Über die Postleitzahl 69207
Acht Kilometer südlich von Heidelberg liegt Sandhausen, benannt nach den eiszeitlichen Dünen, die den Ort umgeben; ein kleinerer Anteil der Postleitzahl 69207 gehört zum Leimener Stadtteil St. Ilgen, der im örtlichen Dialekt Dilje heißt. Sandhausen selbst wird 1262 als Santhusen erstmals urkundlich genannt, doch zeigte erst eine geologische Untersuchung des Aushubs mehrerer Baugruben in den 1990er Jahren, dass hier schon seit der Mitte des 7. Jahrhunderts ununterbrochen gesiedelt wurde. Zwischen etwa 800 und 950 verarbeitete eine Anlage an der heutigen Heidelberger Straße in Leimen gewonnenes Werkblei zu reinem Silber und Bleiglätte – schwermetallhaltige Rückstände davon wurden durch den Seebach nach Nordwesten verschwemmt. 1351 kaufte die Kurpfalz die Herrschaft über den Ort, der danach mehrfach zerstört wurde, zuletzt 1689 im Pfälzischen Erbfolgekrieg.
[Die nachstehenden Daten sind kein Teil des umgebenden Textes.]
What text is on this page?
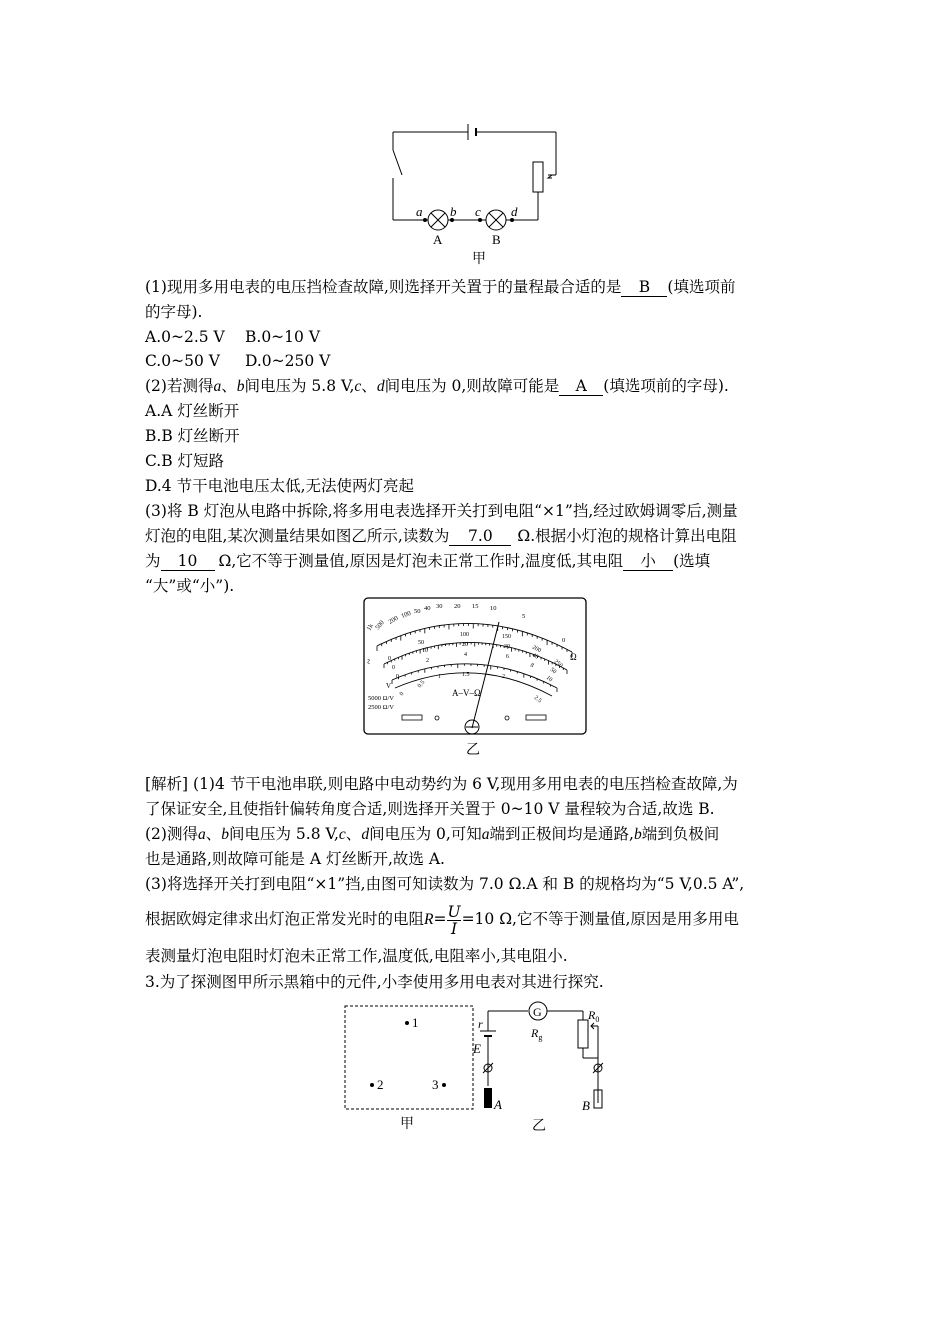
a b c d
A	B
甲
(1)现用多用电表的电压挡检查故障,则选择开关置于的量程最合适的是 B (填选项前
的字母).
A.0~2.5 V B.0~10 V
C.0~50 V D.0~250 V
(2)若测得a、b间电压为 5.8 V,c、d间电压为 0,则故障可能是 A (填选项前的字母).
A.A 灯丝断开
B.B 灯丝断开
C.B 灯短路
D.4 节干电池电压太低,无法使两灯亮起
(3)将 B 灯泡从电路中拆除,将多用电表选择开关打到电阻“×1”挡,经过欧姆调零后,测量
灯泡的电阻,某次测量结果如图乙所示,读数为 7.0 Ω.根据小灯泡的规格计算出电阻
为 10 Ω,它不等于测量值,原因是灯泡未正常工作时,温度低,其电阻 小 (选填
“大”或“小”).
1k 500 200 100 50 40 30 20 15 10
5
0
Ω
0
50
100	150
200
250
0
10
20	30
40
50
0
2
4	6
8
10
0
0.5
1	1.5	2
2.5
~
V
A–V–Ω
5000 Ω/V
2500 Ω/V
乙
[解析] (1)4 节干电池串联,则电路中电动势约为 6 V,现用多用电表的电压挡检查故障,为
了保证安全,且使指针偏转角度合适,则选择开关置于 0~10 V 量程较为合适,故选 B.
(2)测得a、b间电压为 5.8 V,c、d间电压为 0,可知a端到正极间均是通路,b端到负极间
也是通路,则故障可能是 A 灯丝断开,故选 A.
(3)将选择开关打到电阻“×1”挡,由图可知读数为 7.0 Ω.A 和 B 的规格均为“5 V,0.5 A”,
根据欧姆定律求出灯泡正常发光时的电阻$R= \frac{U}{I} =10$ Ω,它不等于测量值,原因是用多用电
表测量灯泡电阻时灯泡未正常工作,温度低,电阻率小,其电阻小.
3.为了探测图甲所示黑箱中的元件,小李使用多用电表对其进行探究.
1
2	3
甲
G
r
E
$R_g$
$R_0$
A	B
乙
Einst war Sandhausen eine bekannte Hopfengemeinde; heute erinnert nur noch eine Demonstrationsanlage daran, deren Hopfen zusammen mit einer Brauerei aus Plankstadt zu einem Sandhäuser Spezialbier verarbeitet wird. Auch der einst bedeutende Tabakanbau lebt im Ortsteil Bruchhausen fort, einem ehemaligen Klostergut der Zisterzienser von Schönau mit gut erhaltenen alten Hofgebäuden und einem noch stehenden Wehrturm. Ab 1852 entstanden zudem gut 30 Zigarrenfabriken unterschiedlicher Größe im Ort, nachdem Karl Ludwig Willnauer das Handwerk in der Schweiz erlernt und die erste Manufaktur eröffnet hatte.
Auf den 16,8 km² der Postleitzahl zählt der Zensus 15.334 Einwohnerinnen und Einwohner, das ergibt 912 je Quadratkilometer. Sandhausen grenzt an Walldorf, Leimen und die Heidelberger Gemarkung.